Iya-iya!! Terserah kau saja ... kutunggu selesai makan siang harus ada di sini.
Justin mengangguk, padahal Keyvan tidak akan mengerti jawabannya sama sekali. Akan tetapi, Keyvan tidak mempermasalahkan hal itu bahkan dia memutuskan sambungan telepon tanpa menunggu jawaban Justin yang benar lebih dulu.
"Ck, apa sebaiknya aku keluar saja dari perusahaan itu? Aku juga cukup kaya sebenarnya," ungkap Justin kemudian melemparkan ponselnya di atas tempat tidur.
"Ck, lupakan Justin ... ingat kau bekerja untuk Evan bukan karena uang melainkan melindungi pria tengil itu," gumam Justin mengacak rambutnya kemudian.
Selesai mengenakan pakaian lengkapnya, Justin juga memunguti pakaian Agny yang berceceran cukup jauh darinya.

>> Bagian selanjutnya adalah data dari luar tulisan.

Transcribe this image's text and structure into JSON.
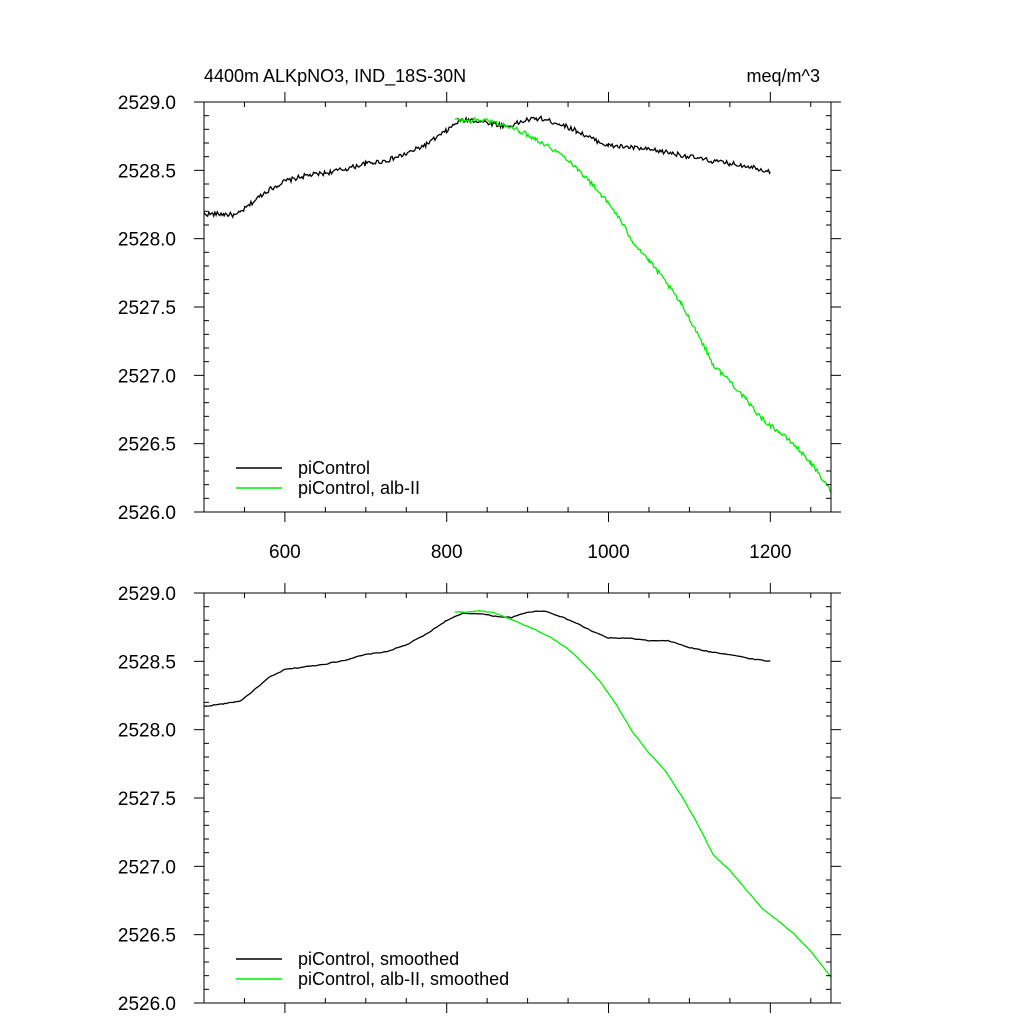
{
  "title_left": "4400m ALKpNO3, IND_18S-30N",
  "title_right": "meq/m^3",
  "colors": {
    "piControl": "#000000",
    "albII": "#00ee00",
    "axis": "#000000"
  },
  "chart_data": [
    {
      "type": "line",
      "title": "4400m ALKpNO3, IND_18S-30N",
      "units": "meq/m^3",
      "xlim": [
        500,
        1275
      ],
      "ylim": [
        2526.0,
        2529.0
      ],
      "x_ticks": [
        600,
        800,
        1000,
        1200
      ],
      "x_tick_labels": [
        "600",
        "800",
        "1000",
        "1200"
      ],
      "y_ticks": [
        2526.0,
        2526.5,
        2527.0,
        2527.5,
        2528.0,
        2528.5,
        2529.0
      ],
      "y_tick_labels": [
        "2526.0",
        "2526.5",
        "2527.0",
        "2527.5",
        "2528.0",
        "2528.5",
        "2529.0"
      ],
      "grid": false,
      "legend_position": "bottom-left",
      "series": [
        {
          "name": "piControl",
          "color": "#000000",
          "x": [
            500,
            525,
            540,
            555,
            575,
            600,
            625,
            650,
            675,
            700,
            725,
            750,
            775,
            800,
            815,
            830,
            850,
            875,
            900,
            915,
            940,
            960,
            980,
            1000,
            1025,
            1050,
            1075,
            1100,
            1125,
            1150,
            1175,
            1200
          ],
          "y": [
            2528.18,
            2528.18,
            2528.17,
            2528.24,
            2528.34,
            2528.42,
            2528.46,
            2528.48,
            2528.51,
            2528.55,
            2528.57,
            2528.62,
            2528.69,
            2528.79,
            2528.86,
            2528.87,
            2528.85,
            2528.82,
            2528.87,
            2528.88,
            2528.84,
            2528.79,
            2528.73,
            2528.68,
            2528.67,
            2528.65,
            2528.63,
            2528.6,
            2528.57,
            2528.55,
            2528.53,
            2528.49
          ]
        },
        {
          "name": "piControl, alb-II",
          "color": "#00ee00",
          "x": [
            810,
            825,
            840,
            855,
            870,
            890,
            910,
            930,
            950,
            970,
            990,
            1010,
            1030,
            1050,
            1070,
            1090,
            1110,
            1130,
            1150,
            1170,
            1190,
            1210,
            1230,
            1250,
            1275
          ],
          "y": [
            2528.87,
            2528.86,
            2528.87,
            2528.86,
            2528.83,
            2528.79,
            2528.73,
            2528.66,
            2528.58,
            2528.46,
            2528.33,
            2528.18,
            2527.98,
            2527.84,
            2527.69,
            2527.52,
            2527.31,
            2527.07,
            2526.96,
            2526.82,
            2526.68,
            2526.59,
            2526.49,
            2526.36,
            2526.15
          ]
        }
      ],
      "legend": [
        "piControl",
        "piControl, alb-II"
      ]
    },
    {
      "type": "line",
      "xlim": [
        500,
        1275
      ],
      "ylim": [
        2526.0,
        2529.0
      ],
      "x_ticks": [
        600,
        800,
        1000,
        1200
      ],
      "x_tick_labels": [],
      "y_ticks": [
        2526.0,
        2526.5,
        2527.0,
        2527.5,
        2528.0,
        2528.5,
        2529.0
      ],
      "y_tick_labels": [
        "2526.0",
        "2526.5",
        "2527.0",
        "2527.5",
        "2528.0",
        "2528.5",
        "2529.0"
      ],
      "grid": false,
      "legend_position": "bottom-left",
      "series": [
        {
          "name": "piControl, smoothed",
          "color": "#000000",
          "x": [
            500,
            525,
            545,
            560,
            580,
            600,
            625,
            650,
            675,
            700,
            725,
            750,
            775,
            800,
            820,
            840,
            860,
            880,
            900,
            920,
            940,
            960,
            980,
            1000,
            1025,
            1050,
            1075,
            1100,
            1125,
            1150,
            1175,
            1200
          ],
          "y": [
            2528.17,
            2528.19,
            2528.21,
            2528.28,
            2528.38,
            2528.44,
            2528.46,
            2528.48,
            2528.51,
            2528.55,
            2528.57,
            2528.62,
            2528.7,
            2528.8,
            2528.85,
            2528.85,
            2528.83,
            2528.82,
            2528.86,
            2528.87,
            2528.83,
            2528.78,
            2528.72,
            2528.67,
            2528.67,
            2528.65,
            2528.65,
            2528.6,
            2528.57,
            2528.55,
            2528.52,
            2528.5
          ]
        },
        {
          "name": "piControl, alb-II, smoothed",
          "color": "#00ee00",
          "x": [
            810,
            825,
            840,
            855,
            870,
            890,
            910,
            930,
            950,
            970,
            990,
            1010,
            1030,
            1050,
            1070,
            1090,
            1110,
            1130,
            1150,
            1170,
            1190,
            1210,
            1230,
            1250,
            1275
          ],
          "y": [
            2528.86,
            2528.86,
            2528.87,
            2528.86,
            2528.83,
            2528.78,
            2528.73,
            2528.67,
            2528.59,
            2528.48,
            2528.35,
            2528.18,
            2527.98,
            2527.83,
            2527.7,
            2527.52,
            2527.31,
            2527.08,
            2526.97,
            2526.83,
            2526.69,
            2526.6,
            2526.5,
            2526.38,
            2526.19
          ]
        }
      ],
      "legend": [
        "piControl, smoothed",
        "piControl, alb-II, smoothed"
      ]
    }
  ]
}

Celana wanita itu tidak dapat terselematkan lagi, terpaksa dia mencari gantinya lebih dulu sebelum meninggalkan Agny hari ini.

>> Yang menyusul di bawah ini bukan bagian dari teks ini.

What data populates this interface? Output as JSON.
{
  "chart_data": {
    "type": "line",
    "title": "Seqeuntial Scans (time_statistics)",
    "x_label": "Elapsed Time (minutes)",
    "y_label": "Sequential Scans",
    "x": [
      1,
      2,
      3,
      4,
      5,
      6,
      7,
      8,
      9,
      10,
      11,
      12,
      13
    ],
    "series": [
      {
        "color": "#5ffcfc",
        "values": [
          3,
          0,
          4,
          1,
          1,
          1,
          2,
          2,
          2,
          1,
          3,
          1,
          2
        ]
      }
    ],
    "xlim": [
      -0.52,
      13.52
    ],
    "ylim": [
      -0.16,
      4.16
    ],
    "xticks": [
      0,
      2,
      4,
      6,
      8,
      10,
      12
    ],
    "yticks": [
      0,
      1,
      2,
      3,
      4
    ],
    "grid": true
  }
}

Justin belum berniat membangunkan Agny, dia berlalu keluar sebentar untuk mencari pakaian yang lebih layak. Terbiasa melakukan apapun sendiri tidak membuat Justin kesulitan jika hal-hal semacam ini terjadi. Apalagi, dia kerap dibuat terpaksa siaga ketika menjaga Zavia jelas menjadikan mental seorang Justin terbiasa cepat tanggap.
.
.
.
Sementara Justin pergi, Agny mulai terbangun dan membuka matanya perlahan. Hatinya berdenyut tak nyaman kala menyadari di tempat tidur hanya ada dirinya sendiri. Entah kenapa mendadak dia merasa tidak lagi ada harganya, seseorang telah mencampakkannya usai merenggut mahkotanya semalam.
Hampir saja Agny menangis, akan tetapi dia sedikit lebih tenang kala melihat jas hitam pria yang semaam menjadi temannya tidur masih ada di tepian ranjang, begitupun dengan pakaiannya.
Apalagi, ketika melihat ponsel Justin juga berada di sana. Semakin Agny yakin jika Justin benar-benar belum berlalu. Dia merasa sejenak lebih tenang, setidaknya Justin tidak meninggalkannya begitu saja ketika hari berganti. Walau sejujurnya dia juga sadar tidak ada hal yang membuat dia harus sedih Justin tinggal sendirian.
"Aaaww tubuhku sakit semua."
Agny mengeluhkan tubuhnya yang seakan kaku seakan usai melakukan kerja berat. Mungkin hal ini diakibatkan karena dia yang tidur menjelang pagi, risih sekali rasanya bangun kali ini. Agny beranjak untuk membersihkan dirinya segera, sebelum Justin kembali entah tepatnya.
"Ssshhh, memang dosa besar mempercayai mulut laki-laki ... terutama laki-laki yang sudah berumur seperti dia, bodohnya Agny percaya tidak akan sakit." Dia tengah mengutuk pria yang meyakinkan dirinya perihal rasa sakit, sempat mengatakan tidak akan sakit sama sekali nyatanya terasa hingga keesokan hari.